Il y eut peu de protestations en Israël, si ce n’est, par un paradoxe pas si paradoxal que cela, celles provenant de la presse libérale, plutôt de droite et conservatrice, et attachée à la propriété privée (Ha’aretz, Ma’ariv), contrairement aux sionistes socialistes qui éprouvent un mépris révolutionnaire pour la propriété dès lors qu’il s’agit de celle des autres. Le Ma’ariv s’indigna en 1953  [5]de ce que

« l’Arabe doive fournir la preuve de sa propriété sur la terre. Non pas le Juif qui l’a prise mais l’Arabe auquel elle a été prise […]. Si on nous demande : deviez-vous, dans tout ce large pays, riche en nombreux déserts et pauvre en fermiers juifs, deviez-vous tourner en dérision vos propres serments, devant vous-mêmes et devant le Conseil des Nations ? Deviez-vous trahir toutes les prophéties de vos prophètes qui avaient prévu le retour du peuple à sa terre ? Deviez-vous profaner toute loi et toute justice à seule fin de voler quelques milliers de dunams  [6] à une poignée de misérables villageois arabes […]. Lorsqu’on nous demandera cela, nous ne pourrons pas garder la tête haute. »

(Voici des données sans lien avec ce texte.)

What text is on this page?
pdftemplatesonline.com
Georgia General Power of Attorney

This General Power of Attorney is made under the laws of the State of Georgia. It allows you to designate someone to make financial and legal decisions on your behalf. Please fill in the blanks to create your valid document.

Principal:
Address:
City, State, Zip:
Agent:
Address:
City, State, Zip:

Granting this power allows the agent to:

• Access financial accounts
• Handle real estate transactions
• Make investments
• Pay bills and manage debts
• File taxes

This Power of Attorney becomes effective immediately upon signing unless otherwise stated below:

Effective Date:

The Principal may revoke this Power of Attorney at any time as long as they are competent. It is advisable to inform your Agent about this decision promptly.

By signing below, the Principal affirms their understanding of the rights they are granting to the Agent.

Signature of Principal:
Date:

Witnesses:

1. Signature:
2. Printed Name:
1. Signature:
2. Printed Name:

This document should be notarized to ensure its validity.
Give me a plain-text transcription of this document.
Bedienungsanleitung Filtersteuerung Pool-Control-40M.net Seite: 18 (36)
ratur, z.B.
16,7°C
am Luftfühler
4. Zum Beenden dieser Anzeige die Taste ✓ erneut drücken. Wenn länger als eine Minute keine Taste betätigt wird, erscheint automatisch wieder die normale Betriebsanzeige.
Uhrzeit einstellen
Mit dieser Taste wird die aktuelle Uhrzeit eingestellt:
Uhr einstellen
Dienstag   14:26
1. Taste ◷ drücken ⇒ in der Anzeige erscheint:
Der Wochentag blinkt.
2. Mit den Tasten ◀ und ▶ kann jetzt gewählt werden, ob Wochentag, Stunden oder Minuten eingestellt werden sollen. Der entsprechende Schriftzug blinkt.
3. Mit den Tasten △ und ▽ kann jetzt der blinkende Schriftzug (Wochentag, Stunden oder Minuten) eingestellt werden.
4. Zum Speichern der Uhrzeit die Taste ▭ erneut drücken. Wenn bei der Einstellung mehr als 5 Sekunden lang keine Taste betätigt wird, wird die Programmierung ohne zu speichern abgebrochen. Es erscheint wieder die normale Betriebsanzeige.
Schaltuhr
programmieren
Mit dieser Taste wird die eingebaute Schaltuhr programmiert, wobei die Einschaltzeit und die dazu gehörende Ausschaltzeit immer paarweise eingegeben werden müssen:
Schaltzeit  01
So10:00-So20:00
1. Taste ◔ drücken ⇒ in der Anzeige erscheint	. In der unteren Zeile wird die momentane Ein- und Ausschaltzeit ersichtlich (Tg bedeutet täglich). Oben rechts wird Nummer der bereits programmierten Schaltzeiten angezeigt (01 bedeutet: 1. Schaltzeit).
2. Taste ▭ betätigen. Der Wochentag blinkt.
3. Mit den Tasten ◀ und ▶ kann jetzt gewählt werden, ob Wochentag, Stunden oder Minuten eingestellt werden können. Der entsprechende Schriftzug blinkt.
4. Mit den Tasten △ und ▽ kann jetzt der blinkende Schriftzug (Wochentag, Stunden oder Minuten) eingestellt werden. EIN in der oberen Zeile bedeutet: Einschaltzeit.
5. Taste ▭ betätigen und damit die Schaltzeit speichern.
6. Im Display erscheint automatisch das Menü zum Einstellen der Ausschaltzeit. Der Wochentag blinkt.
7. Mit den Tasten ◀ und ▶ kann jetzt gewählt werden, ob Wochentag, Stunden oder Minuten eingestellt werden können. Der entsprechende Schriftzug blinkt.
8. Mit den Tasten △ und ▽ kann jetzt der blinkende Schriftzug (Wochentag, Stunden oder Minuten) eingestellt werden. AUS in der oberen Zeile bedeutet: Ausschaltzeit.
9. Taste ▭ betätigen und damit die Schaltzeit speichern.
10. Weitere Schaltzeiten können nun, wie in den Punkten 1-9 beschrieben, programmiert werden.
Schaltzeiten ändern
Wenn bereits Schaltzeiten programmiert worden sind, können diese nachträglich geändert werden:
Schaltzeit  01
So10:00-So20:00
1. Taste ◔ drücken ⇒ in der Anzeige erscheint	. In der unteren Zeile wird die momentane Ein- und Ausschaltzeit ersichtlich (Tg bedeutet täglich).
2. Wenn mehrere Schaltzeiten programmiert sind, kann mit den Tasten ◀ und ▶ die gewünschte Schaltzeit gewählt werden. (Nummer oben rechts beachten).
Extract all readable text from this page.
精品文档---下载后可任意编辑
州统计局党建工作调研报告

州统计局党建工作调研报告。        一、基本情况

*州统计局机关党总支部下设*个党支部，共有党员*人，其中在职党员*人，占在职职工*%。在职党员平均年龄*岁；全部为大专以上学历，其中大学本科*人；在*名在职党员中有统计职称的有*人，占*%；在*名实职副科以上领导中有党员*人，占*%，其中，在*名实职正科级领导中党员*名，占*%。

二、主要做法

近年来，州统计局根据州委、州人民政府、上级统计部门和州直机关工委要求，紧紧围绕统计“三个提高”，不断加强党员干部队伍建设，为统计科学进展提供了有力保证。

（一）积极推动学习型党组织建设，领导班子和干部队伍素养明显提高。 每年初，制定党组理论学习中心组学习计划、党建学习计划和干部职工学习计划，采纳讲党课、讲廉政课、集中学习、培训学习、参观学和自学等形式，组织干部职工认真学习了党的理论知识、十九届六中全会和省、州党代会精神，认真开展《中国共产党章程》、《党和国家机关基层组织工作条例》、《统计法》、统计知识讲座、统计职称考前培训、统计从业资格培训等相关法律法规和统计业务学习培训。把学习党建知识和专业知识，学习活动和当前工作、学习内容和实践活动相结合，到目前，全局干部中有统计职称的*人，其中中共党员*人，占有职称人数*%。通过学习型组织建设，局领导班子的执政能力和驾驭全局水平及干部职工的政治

V. Les choix irréversibles (1953-1967)

Pendant cette période, s’affrontent pourtant deux lignes sionistes. L’une, relativement modérée, humaine et lucide, est incarnée par Moshe Sharett, premier ministre, puis ministre des Affaires Extérieures de 1953 à juin 1956. Sharett fait des gestes en direction du monde afro-asiatique, il entreprend des négociations secrètes avec Nasser et il se montre réellement soucieux du sort des réfugiés, avec l’approbation notamment de Nahum Goldman, président du Congrès Juif Mondial. L’autre est une ligne dure, incarnée par Ben Gourion. Quoique s’étant théoriquement retiré de la vie publique dans son kibboutz du Neguev, il tire nombre de ficelles. Cette ligne est dominante dans l’armée ; l’armée qui a l’ordre de tirer sur les mistannennim (littéralement les infiltrés) (en arabe al ‘â-idûn, littéralement ceux qui reviennent), lesquels sont pourtant encore, à cette époque, souvent des « commandos » sans armes. Les opérations dénommées « antiterroristes » sont confiées à des unités spécialisées. Dans la plus célèbre, « l’unité 101 », s’illustre déjà le capitaine Ariel Sharon. Ce dernier fut responsable entre autres, en 1953, de l’exécution de soixante civils palestiniens désarmés dans le village de Kybia, tués dans l’explosion de leurs maisons. De telles expéditions, chargées de terroriser les « infiltrés », ont aussi pour objectif politique de saboter les ouvertures du ministère Sharett en empêchant un règlement pacifique de la question des réfugiés.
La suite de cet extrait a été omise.